I decided to implement a wrapper around the requests
library as I think it
gives more flexibility in terms of testing and extensibility for the future, to
be honest I've to say I'm still not completely convinced of the usage of
abstractclasses
in python for classes other than containers as I think it
clashes a bit with the duck-typing nature of the language but still I decided
to create a basic interface to enforce some kind of "type-safety".
I didn't reach 100% test coverage as some parts I assume are already covered by the external library they relies on as I don't make any modifications beside calling their public methods (ex: pokespeare.http module).
I've tested a rough draft in Rust as well, very basic as I think I don't have enough experience with the language. Anyway the libraries I explored/adopted were rocket as webframework with an eye for worp but being more async oriented I ditched it. serde for JSON marshalling and reqwest to make requests to external APIs.

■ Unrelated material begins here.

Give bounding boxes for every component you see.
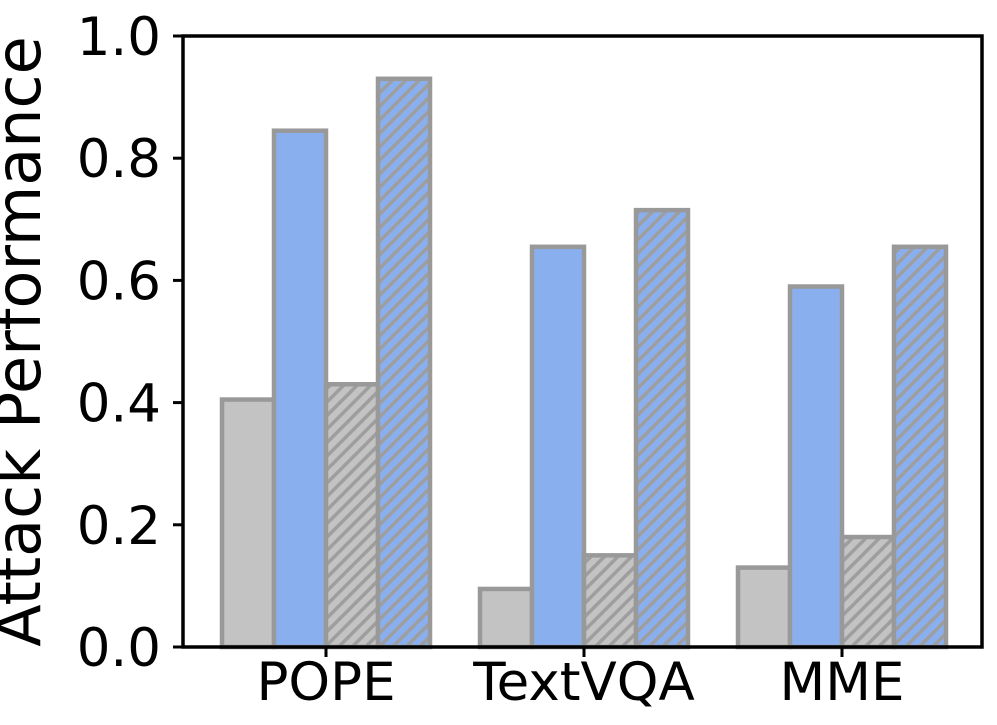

Beside the good old borrow checker, I think the main thing I found myself unaccostumed it's the error handling and missing fields, but mainly because of habit with exceptions system or plain old return codes C/Go like; but I think it become very intuitive pretty fast and very powerful and neat as well.
I really like cargo and the toolchain offered, way better than the python one, and, like in python, the battery included unit testing module; definetely interesting.